Ah oui! Oui, surtout chez le M-Block, qui est lui situé derrière le but, qui est plus dans la mise d’ambiance que nous, qui occupe des places moins chères que nous… Et puis nous, disons qu’on est plus élitistes (il rit). On est pères de famille de 40 ans, on n’est pas un club ouvert, on apprécie de connaître les gens avant de les laisser venir avec nous. Et puis on suit beaucoup à l’étranger. Mais chez eux, au M-Block, ça va exploser dans un futur proche. Je ne comprendrais pas, avec une ambiance comme ça, si le M-Block n’avait pas, très prochainement, dans les 500 membres présents tous les matches derrière le but. C’est clair, cela va créer des vocations. Parce que mercredi, on a vu des gens qui n’avaient pas du tout le profil se mettre à encourager l’équipe comme je ne l’avais jamais vu. Ou si! Une fois! Quand on avait gagné 3-2 contre l’Irlande du Nord (NDLR : le 10 septembre 2013).

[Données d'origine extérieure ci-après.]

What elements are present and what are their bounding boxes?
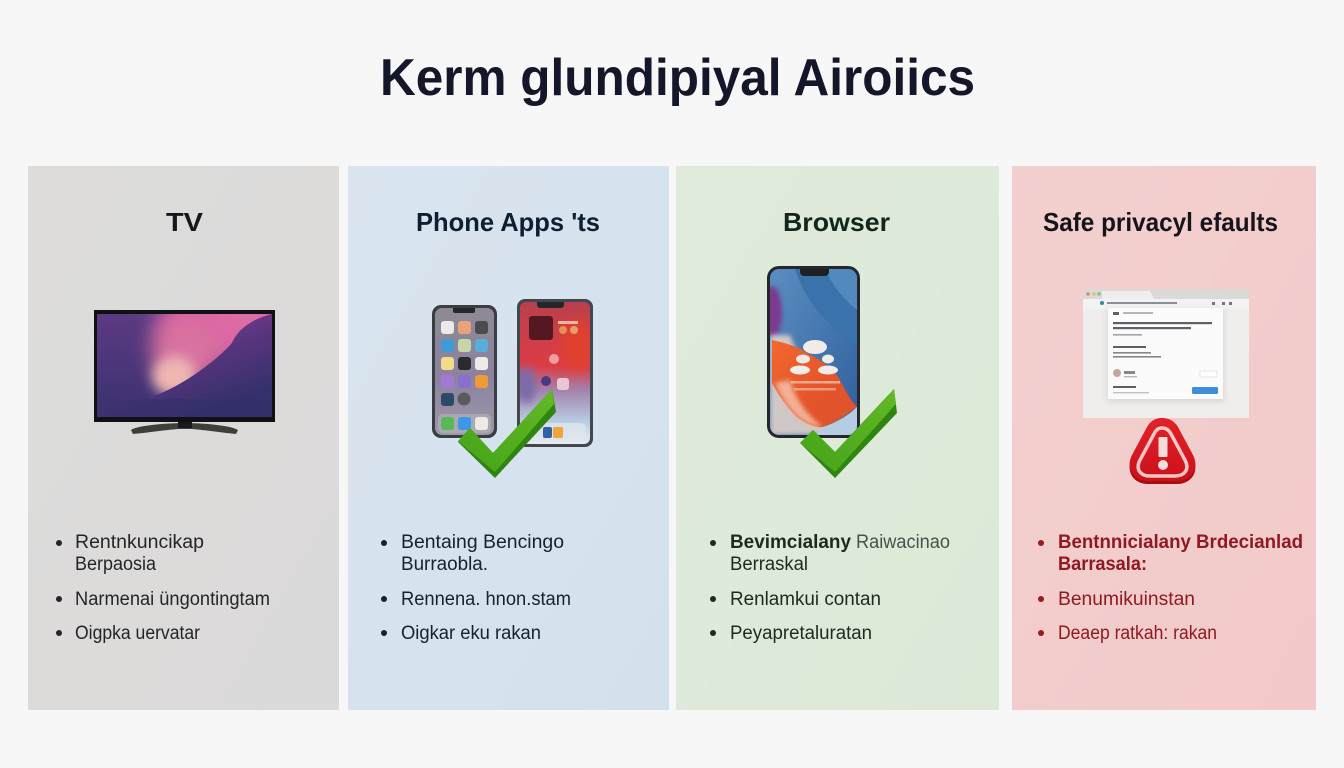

Non mais on n’est pas des Argentins!
Dans une interview qui date d’il y a cinq ans, en marge d’un boycott du M-Block, vous vous étiez plaint de ce que les joueurs n’étaient pas assez proches de leur public. Cela avait déjà bien changé et on a l’impression que ce stade va encore vous rapprocher, non?
Bah, c’était une petite phrase, comme ça. C’est un fait que les joueurs, ça ne peut pas tous être des Laurent Jans, des Chris Philipps, des Dirk Carlson… et c’est normal. Mais je crois qu’avec ce stade, on va perdre de ce côté familial, de ce lien un peu unique qu’on avait avec les joueurs. Tous ces gars, on les connaît personnellement mais puisque j’espère un gros engouement du public, ils nous repéreront moins. Et puis avec tous ces pros, on ne les croise plus à la buvette après leurs matches en DN, chaque week-end. Mais ça ne nous empêchera pas de continuer à les suivre à l’étranger et ça, on ne sera pas beaucoup à le faire. Encore que…
Encore que?
Eh bien pour revenir à l’Irlande du Nord, on avait discuté avec des supporters de là-bas, une fois. Ils nous ont dit « mais vous savez, nous aussi, il y a quelques années, on n’était qu’une quinzaine par déplacement de notre sélection. Et maintenant…«
On a eu une autre rareté, mercredi : on a entendu, derrière la musique, chanter le Ons Heemecht. Ne faudrait-il pas pousser le vice jusqu’à supprimer la musique pour voir de quoi ce stade est capable sur l’hymne national?
La Heemecht, au Barthel, on ne l’entendait pas. Non mais on n’est pas des Argentins! On ne va jamais le crier, notre hymne. Ça restera toujours très discret. Par contre, vos pouvez l’écrire : la musique à fond après le match, c’est vraiment très embêtant parce qu’on voulait célébrer avec les joueurs, organiser quelque chose, mais ils ne nous entendaient même pas. Tout ça pour nous passer des chansons pourries du début des années 2000…
Il n’y aura encore que 2 000 fans autorisés en octobre. Agacé?
Je ne comprends pas. Les gens attendent ça depuis si longtemps. Ça fait de la peine.
Et le nom du stade? Vous avez appris à composer avec?
Non. On n’aime toujours pas. Pour nous, c’est toujours et cela restera le Leiwe Park. Je ne pense pas que la bourgmestre le changera un jour.